Outcomes and benefits
The fine-tuning improved the model’s performance on the Ada code synthesis tasks compared to the pre-trained version. Considering the AdaCore company feedback, the project is a significant step forward. The generations from the delivered fine-tuned model outperformed the ground truth and GitHub Copilot even though Copilot uses a much larger model with a longer context and a more complex prompting method.
Lessons learned
- The field of coding LLMs is constantly evolving, with more and more capable models being released at a fast pace. Even the foundation models pre-trained on publicly available code repositories have a decent level of understanding of how to program in the Ada language. The model’s capabilities can be further improved by fine-tuning an additional Ada-specific corpus of code repositories.

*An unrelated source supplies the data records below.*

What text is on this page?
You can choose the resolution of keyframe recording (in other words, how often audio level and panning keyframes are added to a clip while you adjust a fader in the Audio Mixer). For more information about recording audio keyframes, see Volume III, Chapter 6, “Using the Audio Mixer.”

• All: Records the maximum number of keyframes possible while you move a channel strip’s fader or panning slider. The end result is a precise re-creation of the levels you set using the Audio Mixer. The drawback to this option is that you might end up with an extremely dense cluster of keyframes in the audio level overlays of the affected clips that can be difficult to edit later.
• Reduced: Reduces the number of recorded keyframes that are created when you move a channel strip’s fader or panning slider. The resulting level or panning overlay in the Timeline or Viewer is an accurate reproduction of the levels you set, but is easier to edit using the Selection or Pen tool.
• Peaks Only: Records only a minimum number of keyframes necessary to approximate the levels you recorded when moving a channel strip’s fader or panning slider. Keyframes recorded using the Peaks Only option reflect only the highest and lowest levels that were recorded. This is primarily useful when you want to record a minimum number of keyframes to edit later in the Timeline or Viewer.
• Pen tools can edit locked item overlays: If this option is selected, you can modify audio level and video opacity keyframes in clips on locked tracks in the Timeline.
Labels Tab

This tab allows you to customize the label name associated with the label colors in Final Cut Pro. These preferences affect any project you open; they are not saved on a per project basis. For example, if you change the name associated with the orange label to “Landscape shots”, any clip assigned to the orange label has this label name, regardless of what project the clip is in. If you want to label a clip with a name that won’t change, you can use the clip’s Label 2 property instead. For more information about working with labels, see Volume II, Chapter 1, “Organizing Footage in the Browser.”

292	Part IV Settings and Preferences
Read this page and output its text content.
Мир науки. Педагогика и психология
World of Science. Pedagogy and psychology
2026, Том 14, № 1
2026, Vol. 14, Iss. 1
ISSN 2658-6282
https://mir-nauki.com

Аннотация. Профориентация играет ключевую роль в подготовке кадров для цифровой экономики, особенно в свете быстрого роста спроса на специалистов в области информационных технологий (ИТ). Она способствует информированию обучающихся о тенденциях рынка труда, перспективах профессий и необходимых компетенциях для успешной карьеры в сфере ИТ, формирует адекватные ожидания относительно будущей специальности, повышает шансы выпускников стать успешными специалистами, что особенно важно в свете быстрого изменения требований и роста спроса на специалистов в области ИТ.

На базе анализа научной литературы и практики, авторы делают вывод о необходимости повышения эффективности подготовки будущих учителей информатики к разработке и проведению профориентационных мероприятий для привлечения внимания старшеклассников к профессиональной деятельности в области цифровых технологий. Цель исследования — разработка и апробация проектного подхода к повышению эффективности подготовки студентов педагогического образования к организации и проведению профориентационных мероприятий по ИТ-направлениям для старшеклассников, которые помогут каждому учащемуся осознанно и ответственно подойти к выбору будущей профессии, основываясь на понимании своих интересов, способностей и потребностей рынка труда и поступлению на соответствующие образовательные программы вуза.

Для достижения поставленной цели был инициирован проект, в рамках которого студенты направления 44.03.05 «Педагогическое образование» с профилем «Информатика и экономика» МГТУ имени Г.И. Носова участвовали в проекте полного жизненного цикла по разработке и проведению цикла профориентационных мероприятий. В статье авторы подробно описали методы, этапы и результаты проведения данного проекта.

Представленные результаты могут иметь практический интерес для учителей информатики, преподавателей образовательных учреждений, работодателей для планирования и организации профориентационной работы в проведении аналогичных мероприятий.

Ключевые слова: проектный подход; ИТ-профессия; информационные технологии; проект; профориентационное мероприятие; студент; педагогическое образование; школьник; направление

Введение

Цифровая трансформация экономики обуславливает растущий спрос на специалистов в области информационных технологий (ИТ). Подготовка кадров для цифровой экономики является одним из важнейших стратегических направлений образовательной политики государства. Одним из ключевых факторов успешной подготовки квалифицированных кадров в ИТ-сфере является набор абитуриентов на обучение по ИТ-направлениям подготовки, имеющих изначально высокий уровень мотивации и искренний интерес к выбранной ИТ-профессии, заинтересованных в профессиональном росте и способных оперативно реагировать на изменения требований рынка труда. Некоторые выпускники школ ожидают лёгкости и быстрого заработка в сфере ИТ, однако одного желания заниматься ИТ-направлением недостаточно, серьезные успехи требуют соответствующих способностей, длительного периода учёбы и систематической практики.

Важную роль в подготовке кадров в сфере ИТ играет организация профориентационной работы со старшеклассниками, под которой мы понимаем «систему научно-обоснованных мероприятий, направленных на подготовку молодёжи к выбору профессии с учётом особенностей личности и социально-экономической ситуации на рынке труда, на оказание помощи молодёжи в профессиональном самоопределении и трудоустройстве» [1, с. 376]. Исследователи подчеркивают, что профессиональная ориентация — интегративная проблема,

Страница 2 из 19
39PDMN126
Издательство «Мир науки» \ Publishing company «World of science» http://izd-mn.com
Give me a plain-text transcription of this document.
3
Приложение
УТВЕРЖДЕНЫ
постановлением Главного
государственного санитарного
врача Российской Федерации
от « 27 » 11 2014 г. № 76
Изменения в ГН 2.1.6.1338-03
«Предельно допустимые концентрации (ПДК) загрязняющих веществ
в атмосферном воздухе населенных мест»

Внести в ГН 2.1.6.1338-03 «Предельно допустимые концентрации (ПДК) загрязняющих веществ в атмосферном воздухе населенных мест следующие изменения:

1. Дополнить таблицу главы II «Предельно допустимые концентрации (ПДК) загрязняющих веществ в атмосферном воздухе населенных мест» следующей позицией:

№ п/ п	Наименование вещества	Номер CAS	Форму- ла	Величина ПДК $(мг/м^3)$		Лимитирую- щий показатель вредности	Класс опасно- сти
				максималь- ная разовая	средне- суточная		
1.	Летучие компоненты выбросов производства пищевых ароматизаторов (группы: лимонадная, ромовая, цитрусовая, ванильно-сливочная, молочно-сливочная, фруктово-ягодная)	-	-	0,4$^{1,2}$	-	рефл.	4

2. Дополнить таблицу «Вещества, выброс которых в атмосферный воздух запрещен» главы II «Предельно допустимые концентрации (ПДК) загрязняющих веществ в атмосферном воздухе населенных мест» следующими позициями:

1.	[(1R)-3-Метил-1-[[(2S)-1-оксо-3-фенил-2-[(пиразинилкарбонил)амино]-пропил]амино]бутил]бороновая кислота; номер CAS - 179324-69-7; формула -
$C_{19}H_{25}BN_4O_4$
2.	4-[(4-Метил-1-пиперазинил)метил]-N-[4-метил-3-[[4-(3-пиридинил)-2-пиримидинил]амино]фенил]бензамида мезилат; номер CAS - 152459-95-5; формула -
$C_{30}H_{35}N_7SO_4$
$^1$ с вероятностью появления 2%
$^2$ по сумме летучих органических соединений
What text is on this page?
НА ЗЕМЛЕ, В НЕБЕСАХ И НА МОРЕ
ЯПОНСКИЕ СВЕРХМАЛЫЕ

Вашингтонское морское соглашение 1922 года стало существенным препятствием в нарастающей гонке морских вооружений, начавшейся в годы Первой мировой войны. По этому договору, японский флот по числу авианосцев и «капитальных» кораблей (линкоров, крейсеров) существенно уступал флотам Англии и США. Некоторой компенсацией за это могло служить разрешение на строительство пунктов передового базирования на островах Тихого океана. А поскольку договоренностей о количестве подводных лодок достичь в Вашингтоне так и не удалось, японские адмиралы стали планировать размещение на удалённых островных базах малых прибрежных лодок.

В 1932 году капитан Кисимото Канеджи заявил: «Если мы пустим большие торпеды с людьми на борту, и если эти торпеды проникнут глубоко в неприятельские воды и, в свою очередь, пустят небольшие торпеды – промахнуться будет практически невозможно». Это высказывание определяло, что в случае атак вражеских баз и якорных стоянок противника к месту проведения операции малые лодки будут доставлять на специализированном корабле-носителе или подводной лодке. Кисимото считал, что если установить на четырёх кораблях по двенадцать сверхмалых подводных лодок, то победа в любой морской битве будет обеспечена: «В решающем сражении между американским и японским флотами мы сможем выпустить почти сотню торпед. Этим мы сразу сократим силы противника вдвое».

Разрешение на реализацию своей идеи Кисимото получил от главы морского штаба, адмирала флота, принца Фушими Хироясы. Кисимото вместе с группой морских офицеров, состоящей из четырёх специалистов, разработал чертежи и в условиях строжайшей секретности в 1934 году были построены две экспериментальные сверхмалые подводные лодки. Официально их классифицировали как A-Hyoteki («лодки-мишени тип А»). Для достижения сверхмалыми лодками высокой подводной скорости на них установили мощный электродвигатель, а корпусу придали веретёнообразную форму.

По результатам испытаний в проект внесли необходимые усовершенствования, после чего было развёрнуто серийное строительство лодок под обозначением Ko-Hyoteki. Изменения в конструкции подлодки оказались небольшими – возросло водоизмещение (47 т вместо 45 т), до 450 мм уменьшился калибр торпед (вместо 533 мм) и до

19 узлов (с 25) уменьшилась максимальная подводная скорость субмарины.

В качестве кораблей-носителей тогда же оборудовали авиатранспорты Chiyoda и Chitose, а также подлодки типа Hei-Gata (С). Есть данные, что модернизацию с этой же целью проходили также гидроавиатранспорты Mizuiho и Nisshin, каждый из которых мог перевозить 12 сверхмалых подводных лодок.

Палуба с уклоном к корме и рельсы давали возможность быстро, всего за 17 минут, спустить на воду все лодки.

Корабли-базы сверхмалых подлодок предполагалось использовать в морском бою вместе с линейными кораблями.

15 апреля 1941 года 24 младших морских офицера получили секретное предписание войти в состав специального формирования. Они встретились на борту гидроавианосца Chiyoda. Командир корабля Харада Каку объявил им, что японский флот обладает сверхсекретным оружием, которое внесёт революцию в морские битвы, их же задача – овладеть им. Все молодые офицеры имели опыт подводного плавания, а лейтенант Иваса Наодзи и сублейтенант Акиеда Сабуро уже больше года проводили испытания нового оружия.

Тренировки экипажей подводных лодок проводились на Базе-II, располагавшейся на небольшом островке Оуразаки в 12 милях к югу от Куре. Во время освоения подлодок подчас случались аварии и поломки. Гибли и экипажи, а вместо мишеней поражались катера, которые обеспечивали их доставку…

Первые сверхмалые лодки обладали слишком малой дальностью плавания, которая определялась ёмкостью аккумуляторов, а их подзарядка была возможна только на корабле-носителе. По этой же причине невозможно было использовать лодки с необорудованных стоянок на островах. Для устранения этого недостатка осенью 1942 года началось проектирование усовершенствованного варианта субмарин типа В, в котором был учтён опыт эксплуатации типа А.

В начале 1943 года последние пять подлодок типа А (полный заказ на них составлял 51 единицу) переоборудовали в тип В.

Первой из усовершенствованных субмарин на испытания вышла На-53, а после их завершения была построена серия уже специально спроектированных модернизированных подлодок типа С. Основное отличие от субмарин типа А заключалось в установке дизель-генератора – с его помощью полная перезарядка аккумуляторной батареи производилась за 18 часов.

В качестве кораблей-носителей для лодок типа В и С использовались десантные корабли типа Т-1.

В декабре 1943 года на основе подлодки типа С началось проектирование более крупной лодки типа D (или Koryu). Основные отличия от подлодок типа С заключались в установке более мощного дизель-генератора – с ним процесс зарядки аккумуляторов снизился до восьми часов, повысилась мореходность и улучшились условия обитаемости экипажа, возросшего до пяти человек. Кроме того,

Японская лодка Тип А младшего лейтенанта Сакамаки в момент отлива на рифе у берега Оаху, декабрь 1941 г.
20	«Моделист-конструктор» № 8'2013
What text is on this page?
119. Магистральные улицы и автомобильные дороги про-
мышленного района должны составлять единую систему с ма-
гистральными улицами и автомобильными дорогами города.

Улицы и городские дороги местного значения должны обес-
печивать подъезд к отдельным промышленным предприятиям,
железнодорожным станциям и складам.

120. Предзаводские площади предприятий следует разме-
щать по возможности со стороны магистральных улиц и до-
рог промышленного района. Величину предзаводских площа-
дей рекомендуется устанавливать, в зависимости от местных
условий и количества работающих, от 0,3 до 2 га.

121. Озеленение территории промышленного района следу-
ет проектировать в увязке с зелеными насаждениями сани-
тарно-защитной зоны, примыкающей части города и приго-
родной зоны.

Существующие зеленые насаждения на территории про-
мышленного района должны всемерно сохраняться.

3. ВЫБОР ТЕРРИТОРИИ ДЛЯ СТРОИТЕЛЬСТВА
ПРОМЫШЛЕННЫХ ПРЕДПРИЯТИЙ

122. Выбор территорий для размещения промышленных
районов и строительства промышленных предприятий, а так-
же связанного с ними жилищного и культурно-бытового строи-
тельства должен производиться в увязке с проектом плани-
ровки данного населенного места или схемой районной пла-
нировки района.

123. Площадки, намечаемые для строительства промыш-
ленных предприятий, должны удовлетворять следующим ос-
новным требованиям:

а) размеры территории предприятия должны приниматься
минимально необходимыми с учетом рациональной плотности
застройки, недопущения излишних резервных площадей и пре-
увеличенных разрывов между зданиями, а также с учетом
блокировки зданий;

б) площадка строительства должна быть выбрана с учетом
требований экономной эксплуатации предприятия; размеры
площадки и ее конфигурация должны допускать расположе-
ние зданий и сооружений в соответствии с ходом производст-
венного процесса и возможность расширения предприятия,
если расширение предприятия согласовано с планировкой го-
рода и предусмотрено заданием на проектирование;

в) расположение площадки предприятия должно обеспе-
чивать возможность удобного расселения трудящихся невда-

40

- For coding models, context length is more important than the model’s size – even a 1B model with a context of 8k tokens can outperform a 15.5B model with only 2k tokens context.
- While useful as a proxy measure for the model’s output quality, existing metrics and benchmarks for coding LLMs are unreliable for differentiating models. The end-user subjective evaluation is still required to determine the model’s usefulness.
Summary
The co-pilot for the Ada programming language project aimed to enhance Ada developer productivity with an intelligent code completion tool. deepsense.ai overcame challenges in LLM evaluation, training, and data resource constraints through problem decomposition and choosing the suitable evaluation scheme. The project marked significant progress for AdaCore in leveraging ML efforts to improve Ada developers’ productivity.